Background: Evidence suggests atrial fibrillation (AF) is associated with increased risk of cognitive decline and dementia, even in the absence of stroke. Pathways such as AF-induced brain hypoperfusion and small vessel disease resulting in white matter abnormalities may also compromise cerebrovasculature and brain tissue, which would lead to cognitive impairment and dementia. However, mechanisms responsible for the association between AF and cognitive impairment independent of stroke and cerebral infarcts remain relatively unexplored. The study aims to assess the cross-sectional association between prevalent AF and white matter microstructural integrity (WMMI) as a marker for cerebrovascular disease. Methods: We performed a cross-sectional analysis of 1937 participants attending the ARIC-Neurocognitive Study (ARIC-NCS) in 2011-2013 that were either black or white and with brain magnetic resonance imaging (MRI).
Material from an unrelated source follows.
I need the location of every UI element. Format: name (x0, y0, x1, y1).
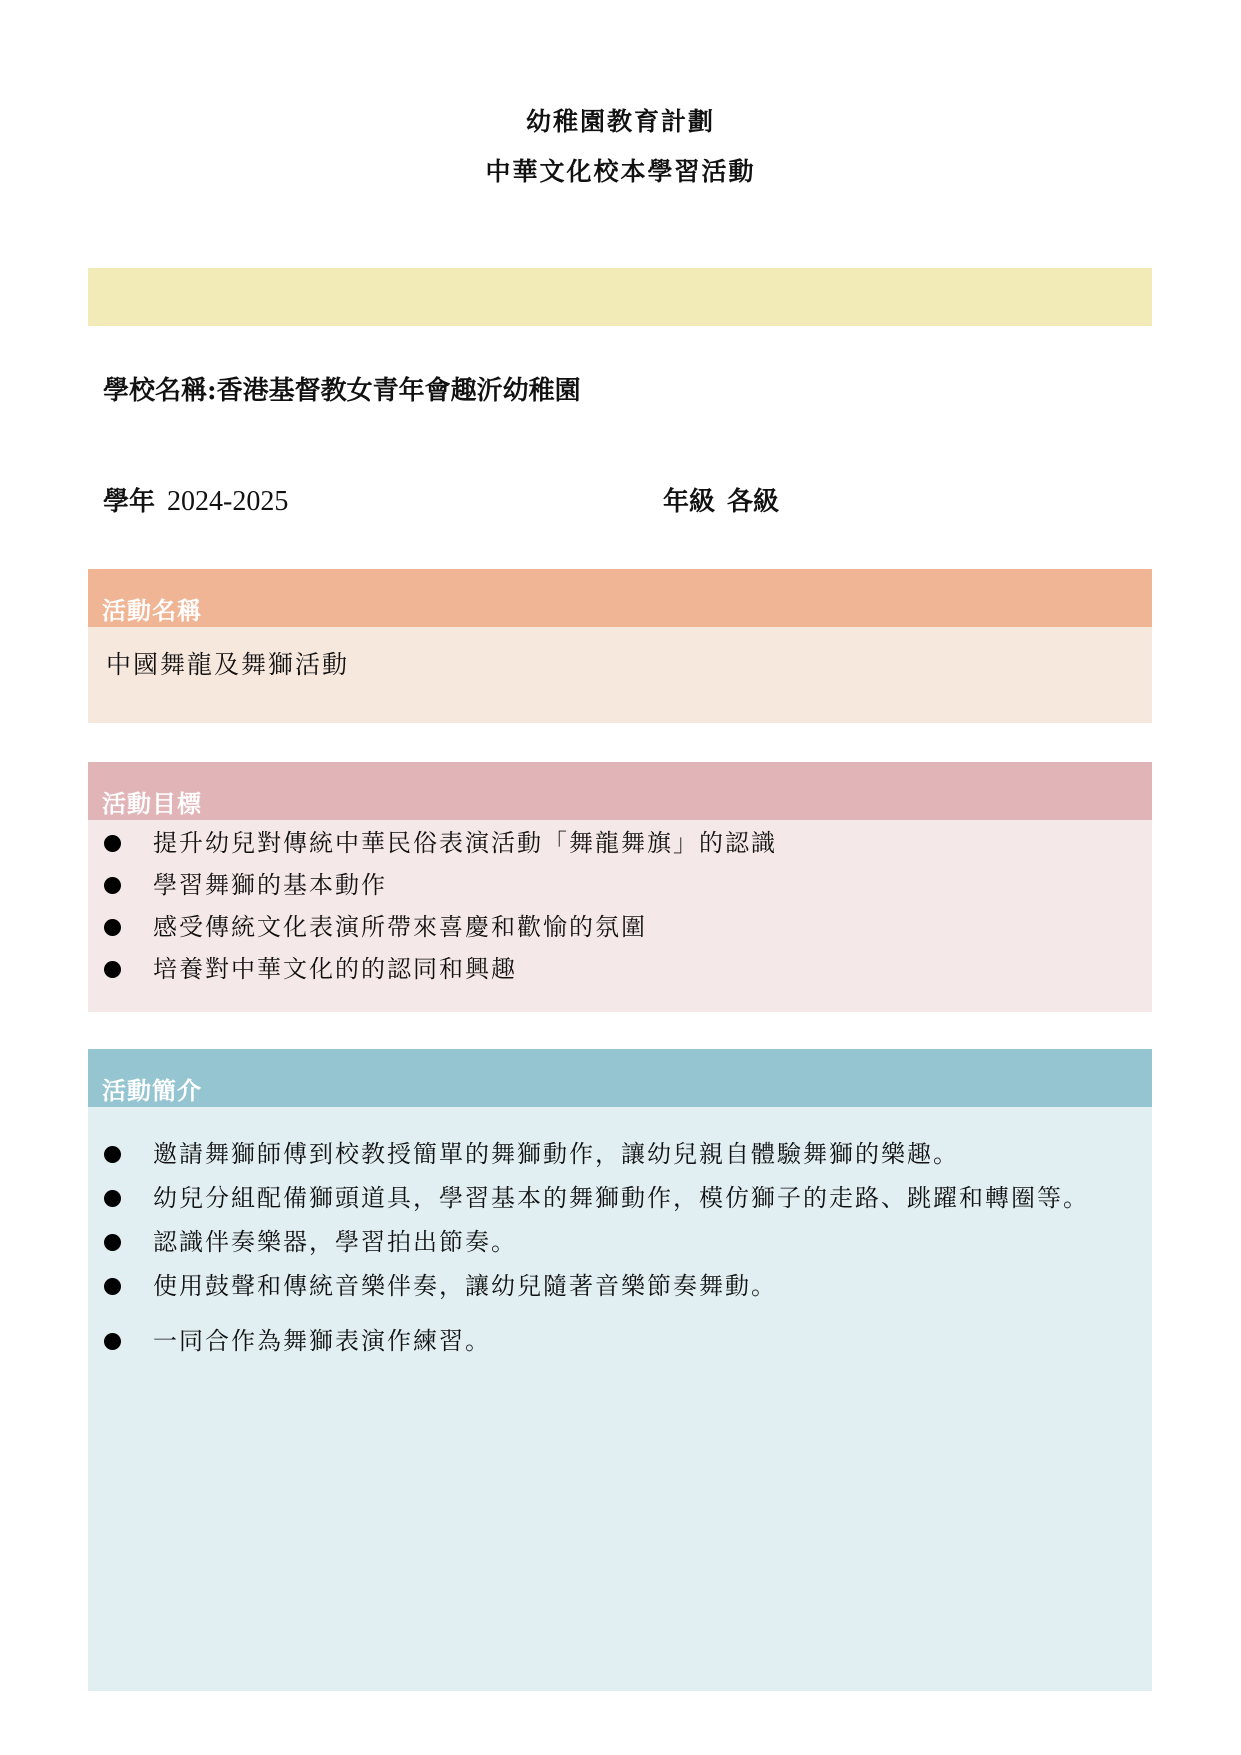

Prevalent AF was defined by a history of AF based on study ECG and hospitalization record. WMMI was defined using regional average fractional anisotropy and mean diffusivity from Diffusion Tensor Imaging measurements in the MRI. We excluded participants with a prior history of stroke or cerebral infarct. A multivariable regression model was used to assess the association between AF and WMMI measures. Results: Among 1943 participants (mean age = 76 years, 28% black, 60% female), 7% (N= 133) had prevalent AF. After multivariable adjustment, prevalence of AF was not associated with WMMI measurements (Table). Conclusion: In a community-based study, prevalent AF was not independently associated with WMMI in the absence of stroke or cerebral infarct. However, the reduced sample size of the AF population as well as the cross-sectional study design are important limitations. Further longitudinal studies are needed to investigate prospectively the association of AF with early markers of white matter disease.